Unfortunately, it might also end up being remembered for not having any African-American nominees, although Selma was also nominated for Best Picture.

Already feeling snubbed from the lack of African-American nominees this year, Black viewers were not expected to tune-in in large numbers, according to Nielsen. Based on historical data, when African-Americans feel slighted by the nomination process they are less likely to tune in. For example, in 2010 Precious was nominated for best picture and Mo’Nique won an Oscar for supporting actress, resulting in more than 4.3 million African-American viewers. The following year, there were NO African-American acting nominees and Black viewership fell 42 percent.
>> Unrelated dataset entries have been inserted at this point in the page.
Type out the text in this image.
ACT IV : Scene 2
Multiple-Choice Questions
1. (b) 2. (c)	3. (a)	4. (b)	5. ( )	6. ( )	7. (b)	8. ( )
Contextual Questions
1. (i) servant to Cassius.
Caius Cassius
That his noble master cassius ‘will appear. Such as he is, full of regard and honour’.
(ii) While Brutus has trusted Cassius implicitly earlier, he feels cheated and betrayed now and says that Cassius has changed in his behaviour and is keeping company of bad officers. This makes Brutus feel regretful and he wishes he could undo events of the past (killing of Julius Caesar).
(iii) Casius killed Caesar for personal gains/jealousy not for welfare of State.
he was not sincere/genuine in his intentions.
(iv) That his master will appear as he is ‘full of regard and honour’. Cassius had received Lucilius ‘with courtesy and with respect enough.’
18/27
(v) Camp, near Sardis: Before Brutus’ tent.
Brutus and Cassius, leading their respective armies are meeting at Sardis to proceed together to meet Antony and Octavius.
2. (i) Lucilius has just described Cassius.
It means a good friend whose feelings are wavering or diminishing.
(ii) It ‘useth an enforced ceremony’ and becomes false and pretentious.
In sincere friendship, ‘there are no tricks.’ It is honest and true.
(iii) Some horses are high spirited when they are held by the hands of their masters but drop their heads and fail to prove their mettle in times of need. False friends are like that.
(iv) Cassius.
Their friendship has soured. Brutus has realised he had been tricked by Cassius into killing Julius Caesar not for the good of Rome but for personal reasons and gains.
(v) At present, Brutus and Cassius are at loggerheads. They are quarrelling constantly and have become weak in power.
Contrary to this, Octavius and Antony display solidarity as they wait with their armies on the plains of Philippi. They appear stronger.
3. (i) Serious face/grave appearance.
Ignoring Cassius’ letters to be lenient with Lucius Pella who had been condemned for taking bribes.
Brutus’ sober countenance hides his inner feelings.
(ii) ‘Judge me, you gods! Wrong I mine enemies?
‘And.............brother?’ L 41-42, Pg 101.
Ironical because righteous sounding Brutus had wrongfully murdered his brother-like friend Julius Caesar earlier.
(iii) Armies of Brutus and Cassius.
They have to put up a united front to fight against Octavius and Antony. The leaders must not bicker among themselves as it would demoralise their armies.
Now cognizant of their ability to express frustration about one medium through another, Blacks flexed their social media muscles and used multiple platforms to vent about the lack of African-American nominees this year and voice their support for Common and John Legend. As a result, the globally-trending conversation received mainstream media attention across both social media and traditional media outlets.

As this example shows, when Blacks collectively act as “Conscious Consumers” the impact can be swift. The African-American consumer wields tremendous cultural influence. African-Americans watch 40 percent more television than any other group, have a $1.1 trillion buying power, and 73 percent of Whites and 67 percent of Hispanics believe Blacks influence mainstream culture.

A glimpse of this “new” Black power found in the united response to this year’s dearth of diverse Oscar nominees could point to a re-energized climate in which African-American consumers know the power and influence they wield when it comes to how they spend their time and money. They know how those decisions – such as which television show to watch or not watch – can be compounded and multiplied for maximum impact. And with African-Americans over-indexing in social media use, the “we-notice-and-don’t-like-what-we-see” warning gets spread far and wide. Brands seeking to win favor with African-American consumers should pay close and studious heed.

In the 1960s and 1970s, the Black Power movement led to meaningful and historic changes. Using today’s social media platforms and other tools, including word of mouth and radio – along with their sizable collective buying power – African-Americans will again be able to achieve significant and conscious impact that can lead to real societal change. That’s the “new” Black Power.